Membaca Catatan Raymond WESTERLING



Di Sulawesi Selatan, nama Raymond Westerling sering dilafalkan dengan penuh kebencian. Perwira pasukan khusus Belanda ini dianggap telah menghilangkan 40.000 nyawa rakyat Sulawesi Selatan. Dia dikenal bengis, kejam, dan lihai menembak. Pribadinya menjadi momok atas peperangan yang sedemikian kejam.

Namun bagaimanakah kesaksian Westerling atas segala tuduhan itu? Apakah ia merasa berdosa telah membunuh rakyat Sulsel demikian banyak? Bagaimanakah pendapatnya terhadap segala informasi tentang dirinya di buku-buku sejarah?

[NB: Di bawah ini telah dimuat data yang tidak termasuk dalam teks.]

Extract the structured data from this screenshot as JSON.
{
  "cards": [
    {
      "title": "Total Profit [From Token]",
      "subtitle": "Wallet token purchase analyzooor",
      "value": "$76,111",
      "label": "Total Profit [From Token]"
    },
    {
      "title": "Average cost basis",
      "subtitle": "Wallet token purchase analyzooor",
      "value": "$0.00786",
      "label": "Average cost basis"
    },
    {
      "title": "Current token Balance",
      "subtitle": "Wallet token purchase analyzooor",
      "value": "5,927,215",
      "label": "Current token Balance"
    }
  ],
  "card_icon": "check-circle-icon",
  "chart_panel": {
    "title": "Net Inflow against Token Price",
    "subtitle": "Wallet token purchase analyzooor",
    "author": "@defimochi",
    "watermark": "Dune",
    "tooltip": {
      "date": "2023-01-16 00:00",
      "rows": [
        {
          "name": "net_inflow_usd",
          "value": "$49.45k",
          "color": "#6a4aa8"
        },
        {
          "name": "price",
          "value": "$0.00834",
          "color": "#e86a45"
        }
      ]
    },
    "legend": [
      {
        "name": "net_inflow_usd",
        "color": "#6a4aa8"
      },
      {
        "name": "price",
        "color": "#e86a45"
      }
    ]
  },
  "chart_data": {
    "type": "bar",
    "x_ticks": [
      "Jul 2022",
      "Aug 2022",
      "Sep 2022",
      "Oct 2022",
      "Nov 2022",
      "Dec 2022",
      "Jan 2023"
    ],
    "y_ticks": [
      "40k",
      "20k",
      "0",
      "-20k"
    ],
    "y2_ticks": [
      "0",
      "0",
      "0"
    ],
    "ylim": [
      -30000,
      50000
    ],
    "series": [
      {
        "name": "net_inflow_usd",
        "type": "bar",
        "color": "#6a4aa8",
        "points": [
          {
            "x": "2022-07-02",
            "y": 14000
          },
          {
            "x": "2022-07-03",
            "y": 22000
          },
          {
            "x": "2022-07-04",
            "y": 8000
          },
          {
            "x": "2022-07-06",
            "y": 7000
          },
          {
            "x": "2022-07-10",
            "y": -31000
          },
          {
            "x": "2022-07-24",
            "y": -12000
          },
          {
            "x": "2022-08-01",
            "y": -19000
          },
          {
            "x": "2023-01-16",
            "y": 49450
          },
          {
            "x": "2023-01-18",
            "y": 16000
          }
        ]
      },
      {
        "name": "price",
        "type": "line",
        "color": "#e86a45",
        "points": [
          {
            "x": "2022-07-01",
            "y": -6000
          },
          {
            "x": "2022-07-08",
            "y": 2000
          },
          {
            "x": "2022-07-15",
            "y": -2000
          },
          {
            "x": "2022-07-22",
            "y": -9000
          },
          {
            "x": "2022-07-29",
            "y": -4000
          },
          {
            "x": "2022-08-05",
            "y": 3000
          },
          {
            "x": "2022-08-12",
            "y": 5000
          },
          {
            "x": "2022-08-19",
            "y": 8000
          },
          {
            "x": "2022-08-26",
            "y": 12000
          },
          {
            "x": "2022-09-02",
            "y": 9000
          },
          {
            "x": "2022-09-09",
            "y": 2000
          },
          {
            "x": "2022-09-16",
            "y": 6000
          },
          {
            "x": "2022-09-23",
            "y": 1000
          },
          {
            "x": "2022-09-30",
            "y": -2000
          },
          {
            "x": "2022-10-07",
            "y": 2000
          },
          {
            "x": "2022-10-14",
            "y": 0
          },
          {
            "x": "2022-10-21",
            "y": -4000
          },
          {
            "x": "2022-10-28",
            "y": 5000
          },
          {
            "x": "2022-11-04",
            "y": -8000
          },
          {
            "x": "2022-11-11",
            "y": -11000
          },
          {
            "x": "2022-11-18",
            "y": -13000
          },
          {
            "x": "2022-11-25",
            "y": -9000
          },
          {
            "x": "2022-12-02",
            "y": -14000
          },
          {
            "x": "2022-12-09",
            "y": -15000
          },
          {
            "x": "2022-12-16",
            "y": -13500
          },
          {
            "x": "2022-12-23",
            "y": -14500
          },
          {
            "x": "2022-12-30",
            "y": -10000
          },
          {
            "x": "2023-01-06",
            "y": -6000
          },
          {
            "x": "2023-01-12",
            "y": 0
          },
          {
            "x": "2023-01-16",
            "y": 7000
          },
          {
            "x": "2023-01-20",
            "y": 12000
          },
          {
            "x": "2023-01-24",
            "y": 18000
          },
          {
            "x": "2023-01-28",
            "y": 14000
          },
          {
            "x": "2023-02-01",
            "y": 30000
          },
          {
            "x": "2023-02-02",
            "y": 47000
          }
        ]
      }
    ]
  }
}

Saya menemukan catatan Westerling dalam buku Serdadu Belanda di Indonesia 1945-1950 yang ditulis Gert Oostindie. Buku ini menjadi catatan paling humanis tentang para serdadu yang dikirim berperang ke tanah air. Peperangan bisa membelah manusia dalam dua kubu. Manusia tak punya banyak pilihan. Namun melihat perang secara hitam putih, tak tepat benar.



Dalam memoarnya, Westerling menyebut tindakan itu memang harus dilakukannya untuk menciptakan keamanan dan ketertiban. Sebagai pasukan khusus, ia bergerak cepat dalam situasi yang disebutnya runyam. Ia mengatakan:

“Saya juga bersikeras bahwa saya dengan mengorbankan sejumlah nyawa telah menyelamatkan puluhan ribu nyawa lainnya. Nyawa-nyawa yang saya lenyapkan adalah nyawa para penjahat, puluhan ribu yang saya selamatkan adalah nyawa-nyawa dari para orang yang tak berdosa,”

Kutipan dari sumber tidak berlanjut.